- Born: Chetman Singh Bhandari 3 August 1942 Aurahi, Mahottari, Nepal
- Died: 2 February 2018 (aged 75) Lalitpur, Nepal
- Other names: Sagar Nasratya, Hemanta Hari
- Occupation: Writer
- Awards: Sajha Puraskar, Padmashree Sahitya Puraskar

= Manu Brajaki =

Nepali writer (1942–2018)

Chetman Singh Bhandari, better known as Manu Brajaki (मनु ब्राजाकी; 1942-2018) was a Nepalese writer. He wrote multiple short stories and gazal in his lifetime.

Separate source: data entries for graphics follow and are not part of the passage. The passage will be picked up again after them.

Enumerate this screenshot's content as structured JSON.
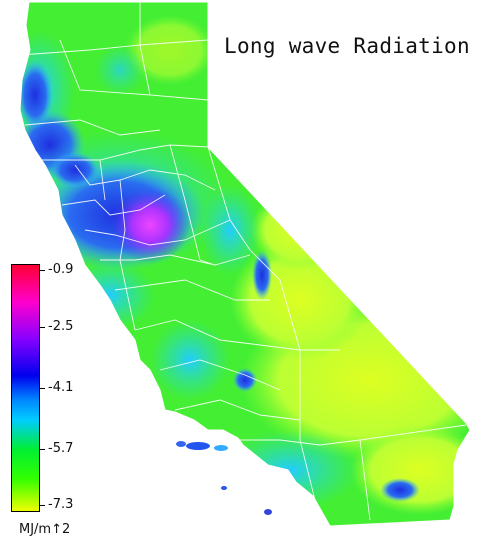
{
  "title": "Long wave Radiation",
  "colorbar": {
    "unit": "MJ/m↑2",
    "ticks": [
      "-0.9",
      "-2.5",
      "-4.1",
      "-5.7",
      "-7.3"
    ],
    "tick_values": [
      -0.9,
      -2.5,
      -4.1,
      -5.7,
      -7.3
    ],
    "range": [
      -7.3,
      -0.9
    ],
    "colors_top_to_bottom": [
      "#ff0033",
      "#ff00cc",
      "#8800ff",
      "#0000ee",
      "#00ccff",
      "#00ee33",
      "#33ff00",
      "#eeff00"
    ]
  },
  "region": "California",
  "colors": {
    "background": "#ffffff",
    "county_lines": "#ffffff",
    "high_negative": "#eeff00",
    "mid": "#33ee33",
    "low_negative": "#0000ee",
    "extreme": "#ff00cc"
  }
}
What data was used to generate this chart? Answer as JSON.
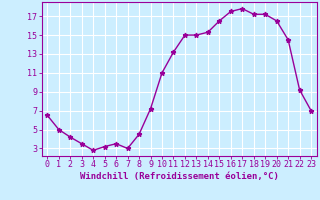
{
  "hours": [
    0,
    1,
    2,
    3,
    4,
    5,
    6,
    7,
    8,
    9,
    10,
    11,
    12,
    13,
    14,
    15,
    16,
    17,
    18,
    19,
    20,
    21,
    22,
    23
  ],
  "values": [
    6.5,
    5.0,
    4.2,
    3.5,
    2.8,
    3.2,
    3.5,
    3.0,
    4.5,
    7.2,
    11.0,
    13.2,
    15.0,
    15.0,
    15.3,
    16.5,
    17.5,
    17.8,
    17.2,
    17.2,
    16.5,
    14.5,
    9.2,
    7.0
  ],
  "line_color": "#990099",
  "marker": "*",
  "marker_size": 3.5,
  "bg_color": "#cceeff",
  "grid_color": "#ffffff",
  "xlabel": "Windchill (Refroidissement éolien,°C)",
  "xlabel_fontsize": 6.5,
  "tick_fontsize": 6.0,
  "yticks": [
    3,
    5,
    7,
    9,
    11,
    13,
    15,
    17
  ],
  "ylim": [
    2.2,
    18.5
  ],
  "xlim": [
    -0.5,
    23.5
  ],
  "linewidth": 1.0,
  "tick_color": "#990099",
  "axis_color": "#990099"
}
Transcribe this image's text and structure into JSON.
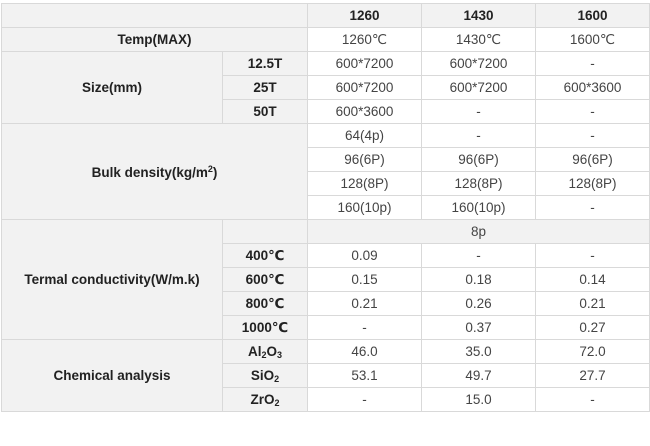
{
  "header": {
    "c1": "1260",
    "c2": "1430",
    "c3": "1600"
  },
  "temp": {
    "label": "Temp(MAX)",
    "v1": "1260℃",
    "v2": "1430℃",
    "v3": "1600℃"
  },
  "size": {
    "label": "Size(mm)",
    "rows": [
      {
        "sub": "12.5T",
        "v1": "600*7200",
        "v2": "600*7200",
        "v3": "-"
      },
      {
        "sub": "25T",
        "v1": "600*7200",
        "v2": "600*7200",
        "v3": "600*3600"
      },
      {
        "sub": "50T",
        "v1": "600*3600",
        "v2": "-",
        "v3": "-"
      }
    ]
  },
  "density": {
    "label_pre": "Bulk density(kg/m",
    "label_sup": "2",
    "label_post": ")",
    "rows": [
      {
        "v1": "64(4p)",
        "v2": "-",
        "v3": "-"
      },
      {
        "v1": "96(6P)",
        "v2": "96(6P)",
        "v3": "96(6P)"
      },
      {
        "v1": "128(8P)",
        "v2": "128(8P)",
        "v3": "128(8P)"
      },
      {
        "v1": "160(10p)",
        "v2": "160(10p)",
        "v3": "-"
      }
    ]
  },
  "conductivity": {
    "label": "Termal conductivity(W/m.k)",
    "span_note": "8p",
    "rows": [
      {
        "sub": "400℃",
        "v1": "0.09",
        "v2": "-",
        "v3": "-"
      },
      {
        "sub": "600℃",
        "v1": "0.15",
        "v2": "0.18",
        "v3": "0.14"
      },
      {
        "sub": "800℃",
        "v1": "0.21",
        "v2": "0.26",
        "v3": "0.21"
      },
      {
        "sub": "1000℃",
        "v1": "-",
        "v2": "0.37",
        "v3": "0.27"
      }
    ]
  },
  "chemical": {
    "label": "Chemical analysis",
    "rows": [
      {
        "sub_a": "Al",
        "sub_n1": "2",
        "sub_b": "O",
        "sub_n2": "3",
        "v1": "46.0",
        "v2": "35.0",
        "v3": "72.0"
      },
      {
        "sub_a": "SiO",
        "sub_n1": "2",
        "v1": "53.1",
        "v2": "49.7",
        "v3": "27.7"
      },
      {
        "sub_a": "ZrO",
        "sub_n1": "2",
        "v1": "-",
        "v2": "15.0",
        "v3": "-"
      }
    ]
  }
}
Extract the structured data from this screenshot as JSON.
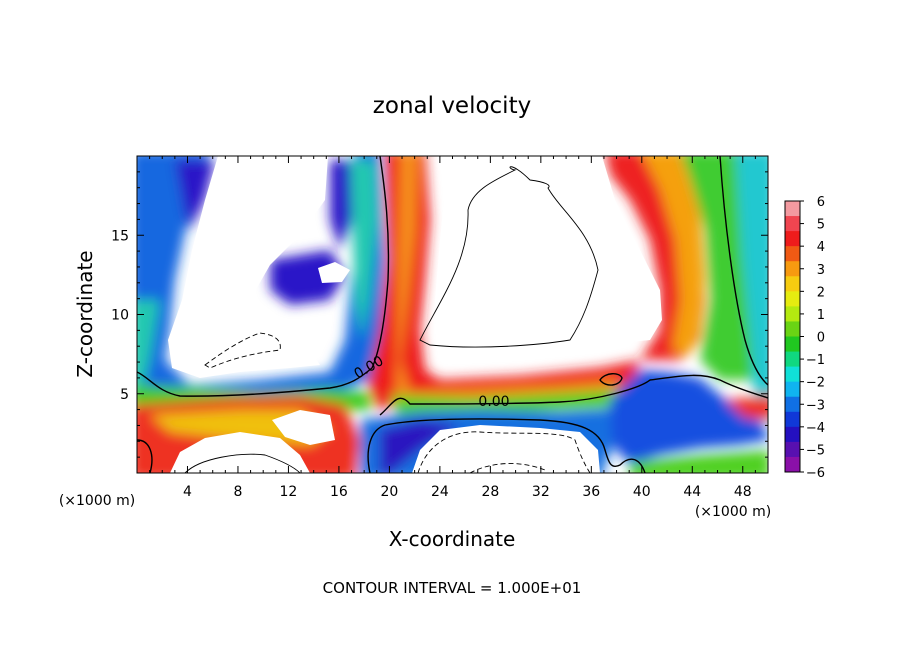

He was known for his use of regional themes and elements in his works.

== Biography ==
Brajaki was born as Chetman Singh Bhandari in a Chhetri zamindar family on 3 August 1942 (19 Shrawan 1999 BS) in Aurahi, Mahottari district. He published his first story in 1962 in Anchal Sandesh, a Janakpur based magazine .

== Awards ==
He won the prestigious Sajha Puraskar for his short story collection Timri Swasni ra Ma in 2046 BS (c. 1989). He was awarded with Padmashree Sahitya Puraskar for his short story collection Annapurnako Bhoj for the year 2070 BS (c. 2013). He also received the Jagadish Ghimire Smriti Puraskar in 2074 BS (c. 2017).

In 2017, he was awarded the Pahalman Singh Swar Lifetime Literary Award.

== Notable works ==
Short story collections
- Avamulyan
- Aakashko Phal
- Timri Swasni ra Ma
- Bhabishya Yatra
- Paradarshi Manchhe
- Manu Brajakika Laghu Katha
- Annapurnako Bhoj (Annapurna's Feast)
Gazal collections

- Gazal Ganga
- Kandaka Phoolharu
- K hereko Ye Jindagi!

== Personal life ==
He died on 2 February 2018 (19 Magh 2074 BS) due to brain haemorrhage. He is survived by his wife, a son and a daughter.